Долго шли мы с братом в пустынных местах, направляясь к родным селениям, и ничего не говорили друг с другом. По угрюмому молчанию брата моего понимал я, что и он думает о дивном явлении. Наконец, уже когда до нашего дома оставалось не более трех дней пути, сказал брат мой Син:
– Когда поверглись мы на землю, и лежали долго, а чужие люди издавались над нами, я наконец решился поднять голову. И ясно увидел я разверстую пасть зверя. Клянусь, не было в этом ошибки, – рыкание исходило из пасти зверя. Дикого зверя, пойманного людьми, и посаженного в клетку.
Я сказал брату моему Сину:
– Об этих грозных явлениях надлежит молчать. Такова мудрость, которой научили нас предки. В мире есть много непонятного, – и как ни страшно то, что случилось с нами, мы должны с покорностью преклоняться перед волею приходящего к нам.
Син долго молчал. Когда день клонился к вечеру, и уже солнце было низко, Син сказал мне:
– Это и было то самое рыкание, которое раздавалось у нашей околицы, когда он приходил за жертвою. Тот, которому мы поклонялись с таким смирением, с такою покорностью, тот, который пожирал без счета нежных дев и веселых детей, он оказался диким зверем с глазами зелеными, как у кошки, с желтою шкурою, испещренною черными пятнами. И его можно изловить и посадить в клетку.

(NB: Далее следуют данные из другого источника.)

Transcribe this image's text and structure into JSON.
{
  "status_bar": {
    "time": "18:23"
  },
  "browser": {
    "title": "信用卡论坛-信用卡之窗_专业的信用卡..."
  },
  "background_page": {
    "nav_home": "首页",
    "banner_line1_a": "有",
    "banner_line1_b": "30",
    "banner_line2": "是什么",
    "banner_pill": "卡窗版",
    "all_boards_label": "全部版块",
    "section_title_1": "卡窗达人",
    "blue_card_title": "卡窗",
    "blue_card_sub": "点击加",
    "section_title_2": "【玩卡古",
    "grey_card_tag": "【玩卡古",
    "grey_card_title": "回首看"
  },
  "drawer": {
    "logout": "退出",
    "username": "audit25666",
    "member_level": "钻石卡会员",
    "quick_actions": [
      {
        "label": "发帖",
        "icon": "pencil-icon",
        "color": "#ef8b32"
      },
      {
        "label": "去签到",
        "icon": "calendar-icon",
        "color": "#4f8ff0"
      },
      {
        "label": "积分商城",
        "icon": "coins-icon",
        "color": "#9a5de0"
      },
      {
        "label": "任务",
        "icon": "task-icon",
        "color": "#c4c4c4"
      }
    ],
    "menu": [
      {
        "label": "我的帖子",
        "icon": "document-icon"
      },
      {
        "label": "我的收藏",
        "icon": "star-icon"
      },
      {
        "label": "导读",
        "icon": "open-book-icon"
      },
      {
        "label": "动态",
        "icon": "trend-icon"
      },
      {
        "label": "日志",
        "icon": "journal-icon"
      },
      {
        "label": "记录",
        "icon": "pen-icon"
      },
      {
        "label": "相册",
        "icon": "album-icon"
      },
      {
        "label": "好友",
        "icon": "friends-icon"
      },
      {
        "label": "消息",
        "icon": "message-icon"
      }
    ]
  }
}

Я ужаснулся, и запретил брату моему Сину говорить такие нечестивые слова. Но Син, охваченный неистовством, исходящим от коварного духа, вечно враждующего с обитающим за рекою Мейрур, сказал мне с яростью:
– Я видел, что он – дикий зверь. И я не хочу, чтобы мы и впредь приносили ему такие бесчисленные, дорогие жертвы. Разве мы не можем построить такой для него клетки, которая была бы ему достойным вместилищем? И пусть он живет там мирно, не разоряя наших селений, не внося ужаса и горя в наши семьи, питаясь нашими добровольными приношениями. Я не так безумен, чтобы говорить, что можно жить без него, – но разве он не может питаться мясом баранов и быков? Зачем надо было, чтобы он пожрал в цвете лет твою невесту, прелестнейшую из девушек нашего села? Зачем надо было, чтобы столь многие оплакивали своих детей, когда он превосходно мог бы насытиться от наших стад?
Объятый ужасом, тщетно запрещал я моему брату, тщетно даже я нещадно бичевал его, – его язык продолжал извергать злые и нечестивые слова.
И возвратились мы домой.
Скоро между молодыми людьми начались тайные совещания, – брат мой Син собирал юношей нашего селения, и прельщал их своими безумными рассуждениями. Увы! И сам я принужден был, на прямо обращенные ко мне вопросы, подтвердить, что и в самом деле в царском зверинце слышали мы, я и брат мой Син, грозное рыкание, и что оно исходило из той самой клетки, где заключен был дикий зверь, плененный хитрыми и сильными охотниками, безопасный в крепко слаженном убежище.